Pendant des décennies, c'est Ephraïm Kishon qui a représenté l'humour  en Israël. Il a disparu en 2005 et l'on peut dire que c'est Etgar Keret qui a pris sa suite. Cet auteur protéiforme, né en 1967 à Tel-Aviv est tout à la fois écrivain, scénariste de bandes dessinées et réalisateur. Son œuvre est marquée par sa tendance à la dérision. Salman Rushdie dit de lui qu'il est « un remarquable et inimitable écrivain, assurément la voix de la génération d'aujourd'hui ».

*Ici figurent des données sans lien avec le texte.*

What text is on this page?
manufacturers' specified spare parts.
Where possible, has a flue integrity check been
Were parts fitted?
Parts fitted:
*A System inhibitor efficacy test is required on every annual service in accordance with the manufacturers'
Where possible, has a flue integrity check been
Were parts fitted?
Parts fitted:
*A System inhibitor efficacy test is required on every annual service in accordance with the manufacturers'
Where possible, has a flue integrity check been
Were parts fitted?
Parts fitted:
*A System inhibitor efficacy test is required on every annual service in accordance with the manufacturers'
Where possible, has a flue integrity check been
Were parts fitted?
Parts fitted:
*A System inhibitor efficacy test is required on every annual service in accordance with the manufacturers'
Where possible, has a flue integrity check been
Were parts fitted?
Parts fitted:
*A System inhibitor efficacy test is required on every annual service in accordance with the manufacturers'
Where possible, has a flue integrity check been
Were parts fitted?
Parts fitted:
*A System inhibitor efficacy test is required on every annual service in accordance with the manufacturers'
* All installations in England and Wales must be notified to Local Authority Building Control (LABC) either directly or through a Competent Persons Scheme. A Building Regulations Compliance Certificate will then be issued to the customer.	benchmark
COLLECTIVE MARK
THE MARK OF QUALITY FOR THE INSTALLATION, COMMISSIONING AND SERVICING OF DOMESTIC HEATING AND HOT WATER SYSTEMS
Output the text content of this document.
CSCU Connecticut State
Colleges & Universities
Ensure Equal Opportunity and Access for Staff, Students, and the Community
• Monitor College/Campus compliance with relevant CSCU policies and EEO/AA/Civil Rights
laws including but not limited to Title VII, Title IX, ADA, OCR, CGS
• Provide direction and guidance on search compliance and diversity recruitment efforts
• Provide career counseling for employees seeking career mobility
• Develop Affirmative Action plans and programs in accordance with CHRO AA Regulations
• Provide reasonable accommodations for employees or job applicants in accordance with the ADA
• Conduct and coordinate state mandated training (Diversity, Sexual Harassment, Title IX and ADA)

Avec « Sept années de bonheur », son nouveau titre, Keret persiste et signe, persiflant sur tout y compris sur les sujets les plus douloureux. Il faut rire de tout, telle semble être sa devise. Prenez les démarcheurs téléphoniques, par exemple. Connaissez-vous des gens plus collants et plus antipathiques ? Difficile d'en trouver. Etgar, lui, sait se montrer patient. Et quand Devora, de Yes, la télévision satellitaire lui demande s'il a un moment, il a beau lui dire qu'il est au fond d'un trou, qu'il s'est cassé la cheville et qu'il attend les secours, la belle ne lâche pas sa proie : « Je rappelle demain, alors ? ». Et elle rappelle ! Il s'échine à lui expliquer qu'il est sur le point d'être amputé, qu'il est sous sédatif, elle insiste : « Je n'en ai que pour une minute ! » Cela n'empêchera pas l'obstinée de rappeler encore le jour suivant. Et quand Etgar, feignant d'être son frère, annonce la mort du client potentiel, Devora , tout en présentant ses condoléances, précise qu'elle a bonne offre « Travail du deuil » à proposer. Les situations décrites, d'une année à l'autre, par Keret, sont tout aussi loufoques qu'invraisemblables jusqu'au « Pastrami » final. « Pastrami » ? Kézako ? Eh bien, il faut entendre par là la stratégie adoptée par la famille en cas d'alerte aérienne, alors que les Keret sont sur l'autoroute, stratégie devenue un jeu. « Maman et moi, on est des tartines et toi une tranche de pastrami. Le jeu, c'est de faire un sandwich le plus vite possible ». Aussitôt dit, aussitôt fait. Lev se couche sur le dos de Shira. Etgar se place au-dessus. Et chacun de crier « Pastrami » en attendant le bruit de l'explosion. L'alerte est passée. C'est fini. Mais Lev en redemande. On lui promet que la prochaine fois, on fera le toast au fromage. « Oui, mais, dit l'enfant, inquiet. Et s'il n'y avait plus jamais de sirènes ! » Hilarant. À consommer sans modération.

(*) Éditions de L'Olivier. Traduit de l'anglais (Israël) par Jacqueline Huet et Jean-Pierre Carasso. Mai 2014. 208 pages. 18 euros.